Suppose I have a rank 2 $n$-by-$n$ matrix $$ C = x x^T + yy^T $$ where $x,y \in \mathbb{R}^n$. Are the eigenvalues/eigenvectors of $C$ related in any way to the eigenvalues of $xx^T$ and $yy^T$?

Answer 1

1. Eigenvalues

Let $\lambda_1$ and $\lambda_2$ be the non-zero eigenvalues of $C$. Since $$ \operatorname{tr}(C) = \lambda_1 + \lambda_2 = \|x\|^2 + \|y\|^2 $$ and $$ \operatorname{tr}(C^2) = \lambda_1^2 + \lambda_2^2 =\|x\|^4 + \|y\|^4 + 2 (x^T y)^2, $$ by the quadratic formula, we have for $i=1,2$, $$ \lambda_i = \frac{\|x\|^2+\|y\|^2}{2} \pm \frac{1}{2}\sqrt{(\|x\|^2-\|y\|^2)^2+4(x^T y)^2}, $$ where $\lambda_1$ and $\lambda_2$ correspond to $+$ and $-$.

2. Eigenvectors

Suppose that we have eigenvectors of a form as follows: $$ v_i = \alpha_i x + \beta_i y, $$ where $\alpha$ and $\beta$ are scalars.

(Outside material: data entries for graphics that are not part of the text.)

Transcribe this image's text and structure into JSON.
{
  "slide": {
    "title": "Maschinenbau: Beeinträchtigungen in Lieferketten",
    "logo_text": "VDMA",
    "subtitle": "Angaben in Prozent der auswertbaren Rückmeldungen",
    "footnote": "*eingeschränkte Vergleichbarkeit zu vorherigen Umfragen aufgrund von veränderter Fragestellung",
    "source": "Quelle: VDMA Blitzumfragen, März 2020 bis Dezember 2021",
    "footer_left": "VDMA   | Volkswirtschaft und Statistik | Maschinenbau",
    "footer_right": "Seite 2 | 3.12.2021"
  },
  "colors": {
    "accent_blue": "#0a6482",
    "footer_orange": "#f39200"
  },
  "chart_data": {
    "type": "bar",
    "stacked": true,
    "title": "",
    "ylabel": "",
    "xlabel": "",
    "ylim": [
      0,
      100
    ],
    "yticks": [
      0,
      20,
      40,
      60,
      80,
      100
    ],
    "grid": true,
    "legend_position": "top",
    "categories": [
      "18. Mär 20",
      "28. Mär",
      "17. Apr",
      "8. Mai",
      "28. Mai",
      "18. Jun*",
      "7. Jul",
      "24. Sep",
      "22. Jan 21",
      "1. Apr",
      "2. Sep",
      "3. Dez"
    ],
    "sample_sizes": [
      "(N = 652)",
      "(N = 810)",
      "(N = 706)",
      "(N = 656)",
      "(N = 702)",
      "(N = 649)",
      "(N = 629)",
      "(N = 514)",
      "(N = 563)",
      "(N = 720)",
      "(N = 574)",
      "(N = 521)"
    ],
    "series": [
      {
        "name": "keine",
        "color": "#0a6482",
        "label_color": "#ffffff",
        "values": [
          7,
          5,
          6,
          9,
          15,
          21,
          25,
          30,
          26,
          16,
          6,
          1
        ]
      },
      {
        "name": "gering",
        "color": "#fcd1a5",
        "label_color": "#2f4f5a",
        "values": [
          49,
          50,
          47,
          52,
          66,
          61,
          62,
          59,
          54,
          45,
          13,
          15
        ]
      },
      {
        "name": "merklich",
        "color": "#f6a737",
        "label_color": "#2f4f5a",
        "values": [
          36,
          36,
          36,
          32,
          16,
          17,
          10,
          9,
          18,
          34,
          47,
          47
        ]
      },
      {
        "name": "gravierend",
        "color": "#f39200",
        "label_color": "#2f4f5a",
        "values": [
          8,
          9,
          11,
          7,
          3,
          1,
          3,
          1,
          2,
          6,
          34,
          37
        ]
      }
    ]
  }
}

Then by the definition of eigenvector, $$ C v_i = \lambda_i v_i $$ which is $$ (xx^T+yy^T)(\alpha_i x + \beta_i y) = \lambda_i(\alpha_i x + \beta_i y). $$ Rearranging terms, $$ LHS = \left(\alpha_i\|x\|^2 + \beta_i (x^Ty)\right) x + \left( \beta_i \|y\|^2 + \alpha_i (x^T y)\right) y, \\ RHS = \alpha_i \lambda_i x + \beta_i \lambda_i y, $$ and $$ \alpha_i\|x\|^2 + \beta_i (x^Ty)=\alpha_i \lambda_i, \\ \beta_i \|y\|^2 + \alpha_i (x^T y)=\beta_i \lambda_i, $$ since the coefficient in front of each $x$ and $y$ should be the same. Therefore the ratio of $\alpha_i$ and $\beta_i$ is $$ \alpha_i:\beta_i=x^Ty:(\lambda_i-\|x\|^2) \\ \text{(or $\alpha_i:\beta_i=(\lambda_i-\|y\|^2):x^Ty$ gives the same result)}, $$ and the eigenvectors are $$ v_i=\mathcal{N}_i \left((x^Ty) x + (\lambda_i-\|x\|^2) y \right), $$ where $\mathcal{N}_i$ is the normalization constant to make $\|v_i\|^2=1$.